I was trying to reason for myself about why this kind of linear information flow along the depth of the network might be so beneficial. One story I could imagine goes like this:

Say a memory cell in a lower layer in the network activates when inside a URL. Karpathy and Johnson actually find many concrete examples of character language model LSTMs using their memory cells to remember long-range information just like this, like cells that activate inside quotes, inside comments, with increasing strength relative to line position, etc. Let’s also suppose that this "am I inside a URL?" memory cell's current activation value is relevant to a higher layer’s processing.

In traditional stacked LSTM, this information in the lower cell has to travel through an output gate, a tanh nonlinearity, an input gate and another tanh nonlinearity to reach the upper cell. A grid LSTM network, on the other hand, can write the information to a lower cell, close the forget gate on it carrying it across multiple layers, then expose the information directly to some higher layer. This replaces the prior path through multiple non-linearities with a linear identity transformation, modulated by a forget gate.
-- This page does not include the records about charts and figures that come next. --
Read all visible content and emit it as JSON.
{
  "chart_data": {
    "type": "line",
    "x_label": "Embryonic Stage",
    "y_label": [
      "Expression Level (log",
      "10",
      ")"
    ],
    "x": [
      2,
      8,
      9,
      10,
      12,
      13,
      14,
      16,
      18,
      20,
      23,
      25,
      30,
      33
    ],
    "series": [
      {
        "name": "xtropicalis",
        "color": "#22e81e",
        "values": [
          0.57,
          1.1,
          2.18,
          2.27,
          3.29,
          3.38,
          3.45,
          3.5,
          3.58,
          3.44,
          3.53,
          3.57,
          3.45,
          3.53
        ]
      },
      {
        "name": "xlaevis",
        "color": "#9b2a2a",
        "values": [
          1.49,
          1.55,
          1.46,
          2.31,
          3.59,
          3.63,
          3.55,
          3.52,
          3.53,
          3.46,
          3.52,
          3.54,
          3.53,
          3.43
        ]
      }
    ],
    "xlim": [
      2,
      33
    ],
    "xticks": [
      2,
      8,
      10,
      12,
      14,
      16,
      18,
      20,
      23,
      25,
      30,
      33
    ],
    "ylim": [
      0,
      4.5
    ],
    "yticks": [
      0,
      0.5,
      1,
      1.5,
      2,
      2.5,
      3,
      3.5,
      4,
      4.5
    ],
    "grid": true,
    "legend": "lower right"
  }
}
I could see how this ability to pass information unchanged through many layers might improve credit assignment and make training easier. The authors of Highway Networks also make a convincing case for how this kind of gating mechanism between layers makes information flow more efficiently through a trained network.

Note on Dropout

Dropout was necessary for getting the best performance out of both traditional stacked LSTMs and grid LSTMs for this task. Interestingly, without dropout I was unable to train a 6 layer stacked LSTM on this dataset (the validation loss flatlined over the training period with an average loss of 3.53), whereas I was able to train a 6 layer grid LSTM easily with no dropout. For more regularizing LSTMs with dropout, see this.

Cool related papers

There are a few contemporary architectures that provide similar gradient channeling along network depth:

Sampling

We can generate new text from a model checkpoint just like in char-rnn. Evidently, the 6 layer grid LSTM trained on the Wikipedia dataset was able to figure out the meaning of life:

The meaning of life is performed over separate categories of gold-roped diplomats. ** (1) Malt, though not industriated by lots of ''birds'' and some second century, noto for infant evil and to encourage warming or design;

== Economic issues ==

Brain is made up of flavours of circuits; furrel breeding or landed identity. The word ''pine'' are categorically directed to ''education'' by its ''fish'' and [[sandman]]. When revised, foods are found as [[double burn]]s. Some code can also be extreme and in a little border they do not ask in public cuisine, so local heat is of the universe without formally writing the life and the most violated, [[hoaxing]] environment, to it possibly for food altogether in females. When the railroad is removed, some poison cats can be steadily looped incens across the food permutation of [[prime]].